The "Humorous" Stage
Hart's letters often chided Jenifer about her Communist sympathies (Hart was himself a liberal), international upbringing and coarse language.
"I think to discharge any debt of mutual gratitude in respect of the holiday we might undertake not to shoot straight when we sight each other across the Barricades a few years hence. Or won't the Cell allow that? Ever, Herbert" (68).
Or, on another occasion as he was just beginning to explore French literature, he said, "I've just begun to read Baudelaire--though no doubt you lisped him in the nursery." With respect to her tendency to use shocking language, he said:
"I feel that unless I am to lose my peculiar status in your eyes, this letter should open with a volley of obscenities and blasphemies and be at least six pages long" (69).
This humor didn't replace the normal informative and/or intellectual dimensions of their correspondence, though it illustrates how humor can be used as a means to open up dimensions of human intimacy.
Growing Enchantment
Lacey notes that by the summer of 1937 Herbert and Jenifer had become attached to each other, even as some humor persists. He writes to her:
"I thought viciously about you all the wekeend but as I can't express my feelings otherwise than in the debauched formulae of the bourgeoisie...Only I love you love you love you except when I have awful feelings of panic and think you have sent me a six month notice..." (70).

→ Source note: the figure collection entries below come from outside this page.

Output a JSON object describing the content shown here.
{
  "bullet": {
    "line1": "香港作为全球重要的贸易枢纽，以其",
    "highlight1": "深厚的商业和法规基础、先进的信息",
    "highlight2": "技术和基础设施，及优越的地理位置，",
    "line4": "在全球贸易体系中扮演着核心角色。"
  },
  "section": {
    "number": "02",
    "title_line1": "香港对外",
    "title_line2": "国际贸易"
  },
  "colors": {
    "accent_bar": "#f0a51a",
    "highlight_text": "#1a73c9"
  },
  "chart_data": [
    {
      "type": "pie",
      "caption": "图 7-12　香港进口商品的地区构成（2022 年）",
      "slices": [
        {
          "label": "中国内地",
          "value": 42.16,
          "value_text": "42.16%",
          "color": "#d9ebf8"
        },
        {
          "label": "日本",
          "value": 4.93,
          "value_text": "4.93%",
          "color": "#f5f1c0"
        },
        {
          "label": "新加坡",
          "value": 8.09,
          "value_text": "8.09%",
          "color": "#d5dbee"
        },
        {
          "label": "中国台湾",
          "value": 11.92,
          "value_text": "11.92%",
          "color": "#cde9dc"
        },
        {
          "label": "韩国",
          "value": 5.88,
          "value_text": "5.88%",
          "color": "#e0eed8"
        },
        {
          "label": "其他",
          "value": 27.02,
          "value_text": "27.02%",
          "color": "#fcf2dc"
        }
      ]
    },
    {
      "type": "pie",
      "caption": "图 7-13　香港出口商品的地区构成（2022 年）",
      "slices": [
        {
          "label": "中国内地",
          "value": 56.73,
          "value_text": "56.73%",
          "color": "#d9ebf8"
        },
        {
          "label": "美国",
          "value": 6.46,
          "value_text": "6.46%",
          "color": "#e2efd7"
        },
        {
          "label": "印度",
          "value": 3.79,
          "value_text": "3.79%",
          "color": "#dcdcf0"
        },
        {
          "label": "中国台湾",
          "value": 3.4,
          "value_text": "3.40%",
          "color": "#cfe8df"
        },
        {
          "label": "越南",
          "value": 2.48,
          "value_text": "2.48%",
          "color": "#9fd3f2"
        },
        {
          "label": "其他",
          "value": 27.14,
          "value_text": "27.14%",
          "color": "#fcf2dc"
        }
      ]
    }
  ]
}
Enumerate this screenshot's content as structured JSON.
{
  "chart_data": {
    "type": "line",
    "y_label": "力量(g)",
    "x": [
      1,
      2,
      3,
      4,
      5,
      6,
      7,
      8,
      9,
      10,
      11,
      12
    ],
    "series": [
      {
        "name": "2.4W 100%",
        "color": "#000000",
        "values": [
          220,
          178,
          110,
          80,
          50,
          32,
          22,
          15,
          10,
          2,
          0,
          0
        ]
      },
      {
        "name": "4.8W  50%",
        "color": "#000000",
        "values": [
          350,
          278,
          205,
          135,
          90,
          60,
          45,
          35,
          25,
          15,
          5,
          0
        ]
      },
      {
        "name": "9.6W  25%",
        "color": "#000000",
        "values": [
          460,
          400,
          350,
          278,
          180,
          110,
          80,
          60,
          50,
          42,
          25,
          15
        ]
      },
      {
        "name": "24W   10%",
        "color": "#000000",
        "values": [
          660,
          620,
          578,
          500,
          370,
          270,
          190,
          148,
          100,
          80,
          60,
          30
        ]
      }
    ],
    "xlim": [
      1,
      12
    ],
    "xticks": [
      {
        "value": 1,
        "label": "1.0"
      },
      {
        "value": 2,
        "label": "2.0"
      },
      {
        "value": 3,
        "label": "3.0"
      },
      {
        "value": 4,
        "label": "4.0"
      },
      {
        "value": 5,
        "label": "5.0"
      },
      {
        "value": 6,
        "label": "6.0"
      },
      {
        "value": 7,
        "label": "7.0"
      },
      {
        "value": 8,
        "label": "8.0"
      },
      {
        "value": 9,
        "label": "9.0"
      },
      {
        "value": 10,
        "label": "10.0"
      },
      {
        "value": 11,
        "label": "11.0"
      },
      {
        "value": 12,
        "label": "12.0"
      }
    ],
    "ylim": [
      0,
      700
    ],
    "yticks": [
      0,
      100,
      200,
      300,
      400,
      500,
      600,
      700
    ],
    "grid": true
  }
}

And then, continuing with the legal language, he says:
"Give me some sign that the lease is still on foot, even if on foot--even if only a notice raising the rent, or objections to dilapidations."
And she, writing back, minced no words in responding to him:
"I will become landlord tenant slave cook whore anything you like.."
In the summer of 1937 each of them had a bout of ill health, and the touching emotional tone especially overlaying her letters to him while she is recuperating at her family's Cornwall home is striking.
"I long for you here almost to the screaming point--for although the sea is lovely in a way and the corn fields most exciting, as no doubt you found, too, and there are comforts and attentions to a stultifying point, I somehow can't appreciate anything and would rather be in a back kitchen with you....You are Picasso against a background of the 19th Century, Mozart compared with the previous 18th C.."
And then, when she finally received a letter from him she says:
"I was so thrilled when your letter came I rushed from one room to another wondering which was the nicest to read it in.. Christ I decay without stimuli."
She knew that because of her sickness she couldn't concentrate, yet she so much wished she could. She tried to read a novel without luck. Halevy's history was not really very good. She read a dreadful review of The New Republic by Christopher Hophouse and couldn't focus. And so she finishes her letter: "I am a vegetable unworthy of you. Please stick pins in my brain. Jenifer."
But these stages of humor and enchantment then led to the next stage, a stage of painful self-revelation. The next essay considers this theme.